In room 307 at Charlotte Street Hotel, we have used Fermoie’s ‘York Stripe’ fabric on the curtains with a fun braid from GP & J Baker. The combination of the blue and lime colours gives it an unexpected twist, making the room appear fresh and playful.
In room 117 at The Soho Hotel, the sofa stripes in Holland & Sherry wools add a different thickness and texture. The juxtaposition of this fabric against the curtains in my ‘Rick Rack’ fabric for Christopher Farr Cloth makes the whole space look graphic.
2. Do use stripes on your walls
Stripes are a fantastic way to add texture and height to a space, especially where the designs run vertically. In the Terrace Suite at Ham Yard Hotel, we used a classic stripe by Colefax and Fowler, complemented by a smaller scale red stripe within the half tester.
In the newly refurbished room 201 at The Soho Hotel, the walls are lined in one of our favourite Kravet fabrics. We loved the serene colourway and the sharp, hand-drawn quality of the pattern. The colourful headboard fabric adds moment and balance which makes the scheme feel contemporary.
3. Do use various stripes together
In Suite 609 at Crosby Street Hotel, the layering of stripes in various scales works wonders. The William Yeoward striped wallpaper in Scillo Sky with various widths of stripes adds dimension to the room.

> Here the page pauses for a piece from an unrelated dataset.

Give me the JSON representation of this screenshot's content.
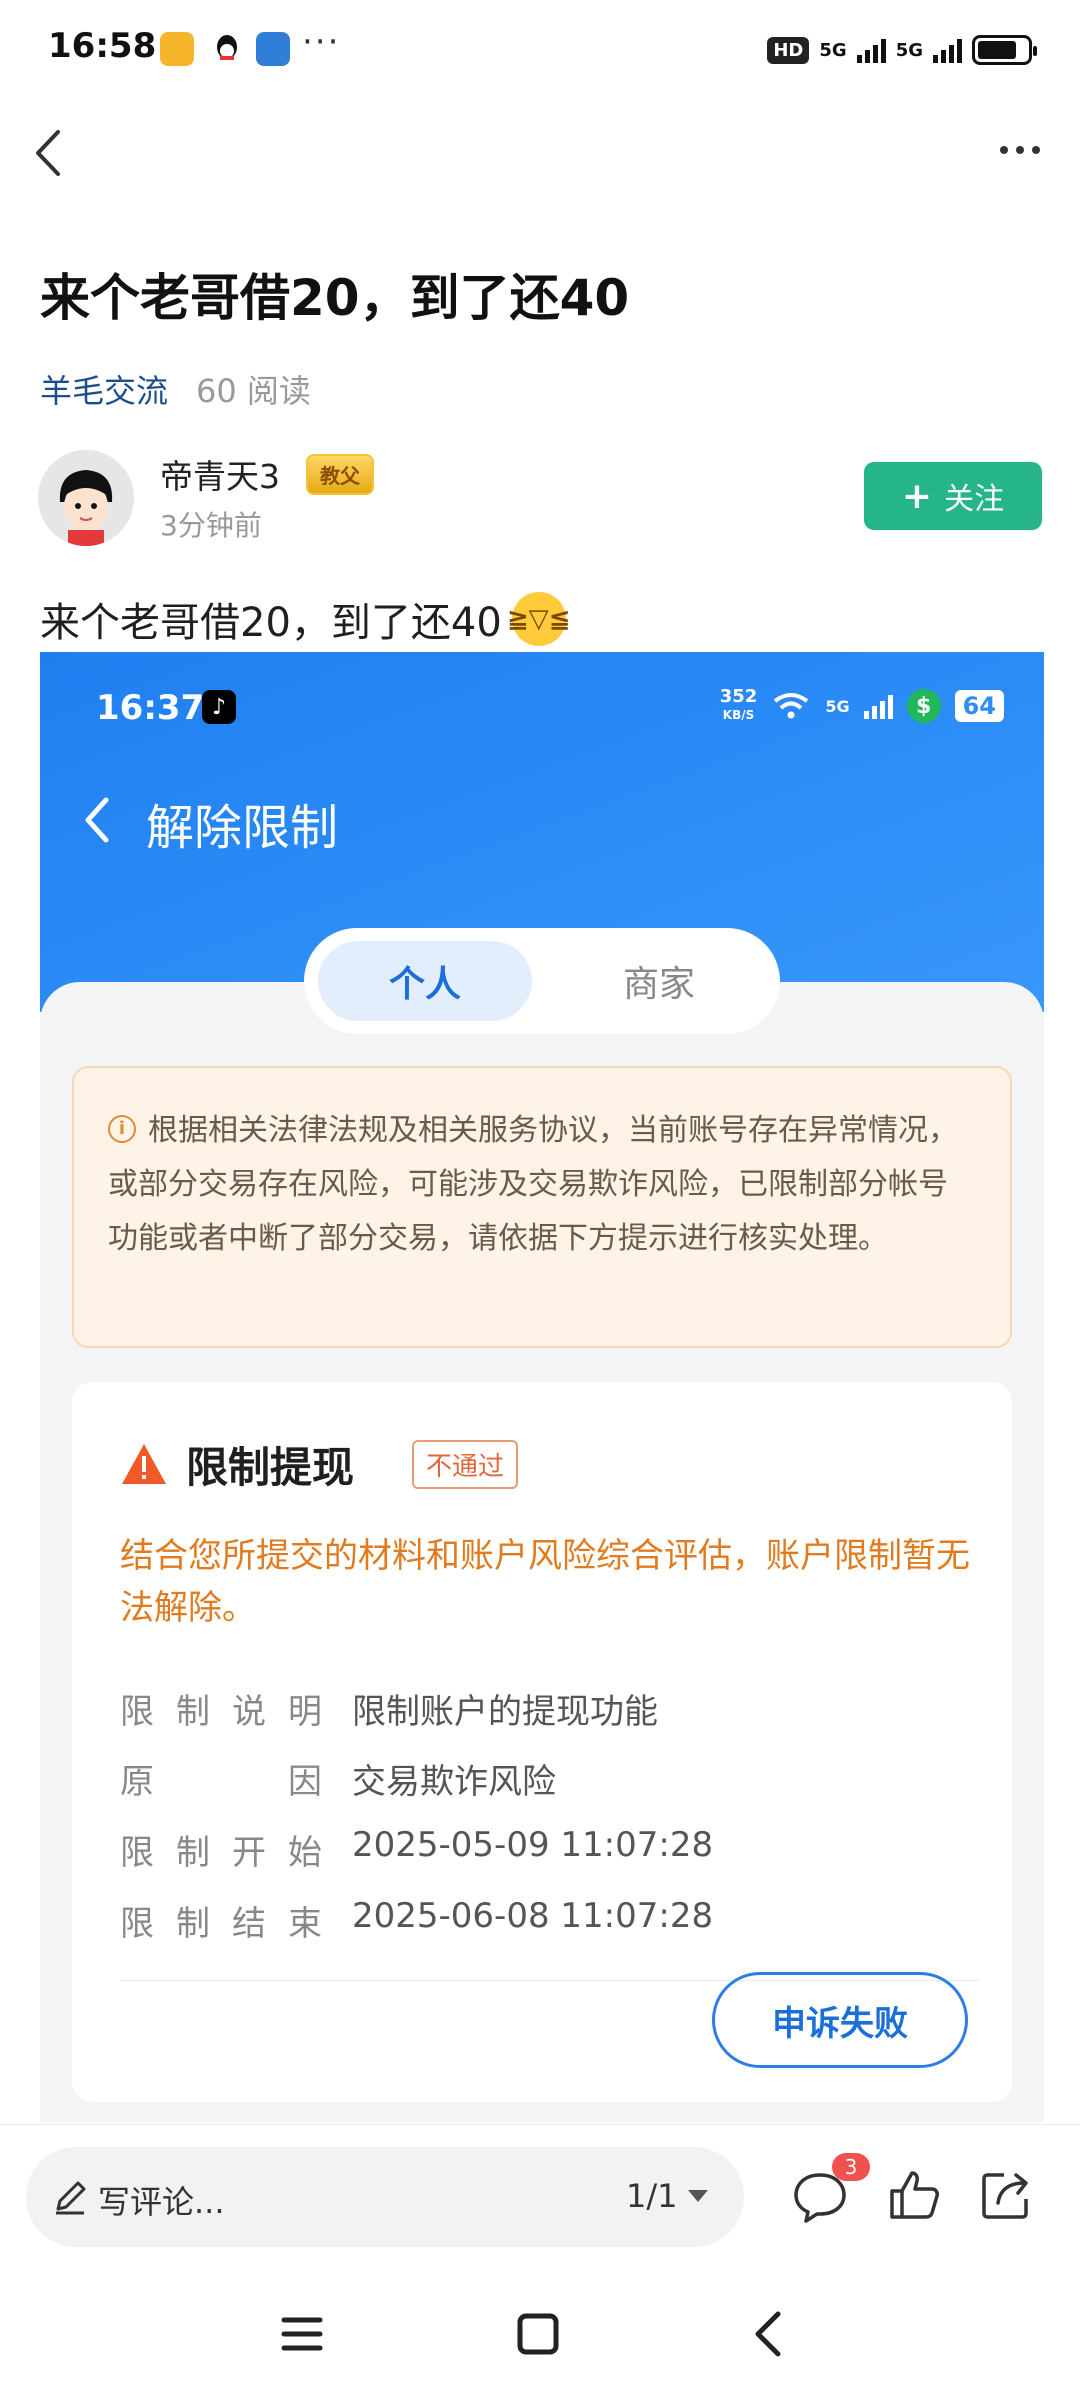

Pairing the striped wallpaper with my ‘Lost & Found’ fabric on the curtains creates a harmonious space. Although not a traditional stripe, the vertical checks add interest.

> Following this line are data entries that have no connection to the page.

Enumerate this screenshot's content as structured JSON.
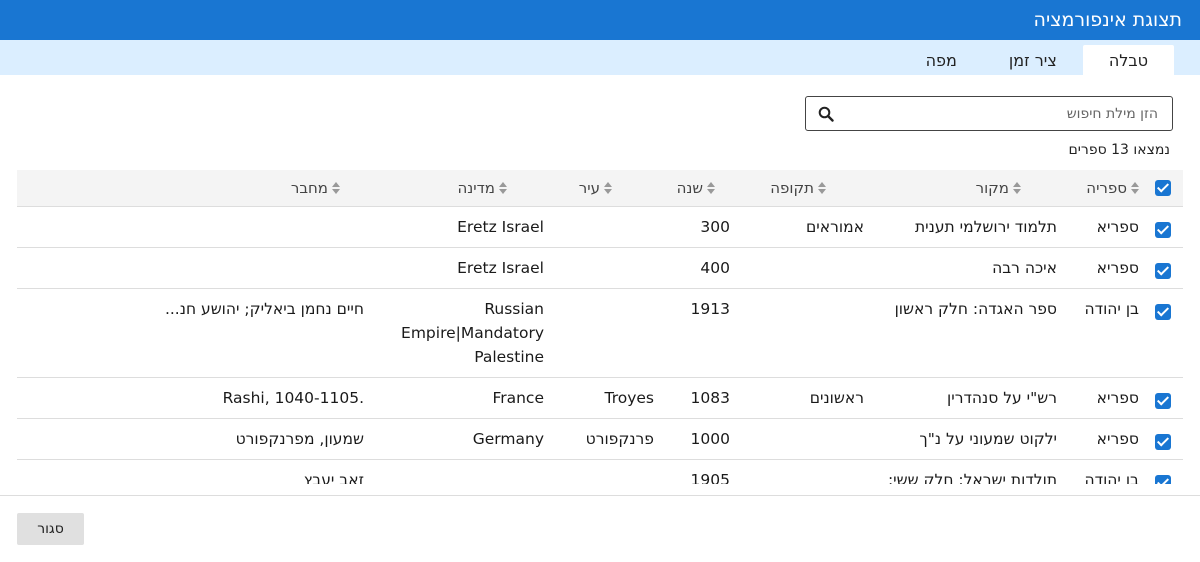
{
  "window": {
    "title": "תצוגת אינפורמציה"
  },
  "tabs": [
    {
      "label": "טבלה",
      "active": true
    },
    {
      "label": "ציר זמן",
      "active": false
    },
    {
      "label": "מפה",
      "active": false
    }
  ],
  "search": {
    "placeholder": "הזן מילת חיפוש",
    "value": ""
  },
  "results": {
    "count_text": "נמצאו 13 ספרים"
  },
  "table": {
    "columns": [
      "ספריה",
      "מקור",
      "תקופה",
      "שנה",
      "עיר",
      "מדינה",
      "מחבר"
    ],
    "rows": [
      {
        "library": "ספריא",
        "source": "תלמוד ירושלמי תענית",
        "period": "אמוראים",
        "year": "300",
        "city": "",
        "country": "Eretz Israel",
        "author": ""
      },
      {
        "library": "ספריא",
        "source": "איכה רבה",
        "period": "",
        "year": "400",
        "city": "",
        "country": "Eretz Israel",
        "author": ""
      },
      {
        "library": "בן יהודה",
        "source": "ספר האגדה: חלק ראשון",
        "period": "",
        "year": "1913",
        "city": "",
        "country": "Russian Empire|Mandatory Palestine",
        "author": "חיים נחמן ביאליק; יהושע חנ..."
      },
      {
        "library": "ספריא",
        "source": "רש\"י על סנהדרין",
        "period": "ראשונים",
        "year": "1083",
        "city": "Troyes",
        "country": "France",
        "author": "Rashi, 1040-1105."
      },
      {
        "library": "ספריא",
        "source": "ילקוט שמעוני על נ\"ך",
        "period": "",
        "year": "1000",
        "city": "פרנקפורט",
        "country": "Germany",
        "author": "שמעון, מפרנקפורט"
      },
      {
        "library": "בן יהודה",
        "source": "תולדות ישראל: חלק ששי: מוצא דבר",
        "period": "",
        "year": "1905",
        "city": "",
        "country": "",
        "author": "זאב יעבץ"
      }
    ]
  },
  "footer": {
    "close_label": "סגור"
  },
  "colors": {
    "accent": "#1976d2",
    "tabbar": "#dbeeff"
  }
}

In the drawing room of this suite, the blue and orange hues have been carried through with a slight twist. The Pierre Frey ‘Ohio’ curtains have a horizontal stripe, which makes the room seem wider. My ‘Woven Fabric’ for Christopher Farr Cloth in the honey colourway has been used on the armchairs with a Samuel & Sons blue pipe.
We echoed fabrics from the bedroom on the tub chairs and sofa. The most impactful element to tie all the stripes together is the rug with broken stripes of blue and orange mixed with a hint of green for contrast.
5. Do use stripes in two directions
In the vibrant Lyric Room at Covent Garden Hotel, the beautiful bright walling with a subtle broad stripe sets an energetic scene to surround a mixture of stripes. Two types of stripes have been used in this room, placed upon the ‘By Way’ rug I designed for Wilton Carpets. This rug draws your eye to the back of the room where the sofas stand their ground by using the horizontal stripe in a deep red, which strengthens their presence in room.
I have used ‘Lost & Found’ in lemon on both the armchairs. I love how this fabric looks rail-roaded. These stripes work wonders together because we have only used four styles of stripe in varying scales, and we only repeat the two smaller designs.
Find a stripe to trick the eye into following the direction of the stripe or find one you love and work a scheme around it. Either way, this iconic pattern always has a place in every room.